Ninety-percent of the annual $25 purchase price goes directly to the Migratory Bird Conservation Fund to acquire and protect wetland habitat vital to the survival of migratory waterfowl and purchase conservation easements for the National Wildlife Refuge System.

The beauty of the stamp is that anyone can contribute to conservation by buying them, and they can also be used as free passes into any national wildlife refuge that charges an entry fee. Birders, photographers, artists, stamp collectors and others who don’t get off on killing birds are doing just that, thankfully, because the number of hunters in the U.S. continues to plummet.

“There were not even one million Americans hunting waterfowl in 2015, yet there were 86 million Americans enjoying wildlife watching in 2016. Do the math—this takes the cake as one of the most ludicrous, anti-wildlife, anti-conservation measures the administration has implemented,” said Priscilla Feral, president of Friends of Animals.

“It’s almost comical the desperate lengths the dwindling hunting industry is willing to go to make its clients feel relevant. But jeopardizing crucial wetland habitat protection is not a laughing matter, so we had to take legal action,” she said.

FoA’s lawsuit states that FWS’ new rule has the potential to reduce funding for the Duck Stamp program by alienating people who do not support hunting and that the agency should have undertaken an environmental analysis to look at the likely negative effects of reduced funding.
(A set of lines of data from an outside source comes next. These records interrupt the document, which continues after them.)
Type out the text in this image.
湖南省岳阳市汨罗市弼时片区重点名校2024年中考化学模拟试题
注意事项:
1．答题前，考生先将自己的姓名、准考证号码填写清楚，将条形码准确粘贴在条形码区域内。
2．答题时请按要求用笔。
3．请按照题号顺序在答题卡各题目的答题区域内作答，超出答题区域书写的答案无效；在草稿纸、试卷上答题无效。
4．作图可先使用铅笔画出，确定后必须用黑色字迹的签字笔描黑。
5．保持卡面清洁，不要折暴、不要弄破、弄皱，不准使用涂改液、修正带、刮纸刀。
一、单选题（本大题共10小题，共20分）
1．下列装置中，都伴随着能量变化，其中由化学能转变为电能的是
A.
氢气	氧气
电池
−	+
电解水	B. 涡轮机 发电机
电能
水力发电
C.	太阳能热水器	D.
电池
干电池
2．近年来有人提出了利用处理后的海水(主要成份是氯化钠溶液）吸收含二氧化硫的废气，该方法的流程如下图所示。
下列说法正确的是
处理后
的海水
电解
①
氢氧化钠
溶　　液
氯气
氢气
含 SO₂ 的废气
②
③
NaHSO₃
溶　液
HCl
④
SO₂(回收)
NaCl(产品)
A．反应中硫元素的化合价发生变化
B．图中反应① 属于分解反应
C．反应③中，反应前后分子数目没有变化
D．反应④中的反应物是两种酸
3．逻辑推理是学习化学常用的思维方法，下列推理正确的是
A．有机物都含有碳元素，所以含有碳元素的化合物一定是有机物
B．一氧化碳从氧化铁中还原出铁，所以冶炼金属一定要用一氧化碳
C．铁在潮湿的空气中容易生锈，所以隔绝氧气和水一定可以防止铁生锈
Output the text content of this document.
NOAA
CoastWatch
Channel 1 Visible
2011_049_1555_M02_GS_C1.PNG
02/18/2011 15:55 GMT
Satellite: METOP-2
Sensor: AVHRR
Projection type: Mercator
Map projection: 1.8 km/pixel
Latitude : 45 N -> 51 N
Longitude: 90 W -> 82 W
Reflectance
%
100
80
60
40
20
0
“Roughly 85% of public comments opposed the new rule. Ironically, even many hunters objected to the new imagery requirement,” said Adam Kreger, FoA’s Wildlife Law Program’s animal law fellow. “Some commenters stated they would not participate in the program if the rule took place, comments which FWS ignored or downplayed in violation of the Administrative Protection Act.”

Since 1934, Duck Stamp sales have raised more than $950 million to help clean water, aid in flood control, reduce soil erosion, enhance recreation opportunities and protect more than 5.7 million acres of habitat.

“Hunting participation—and corresponding Duck Stamp sales—peaked 50 years ago. We need more people buying Duck Stamps, not fewer,” Kreger said. “The Duck Stamp program cannot survive on only the funds from waterfowl hunters.”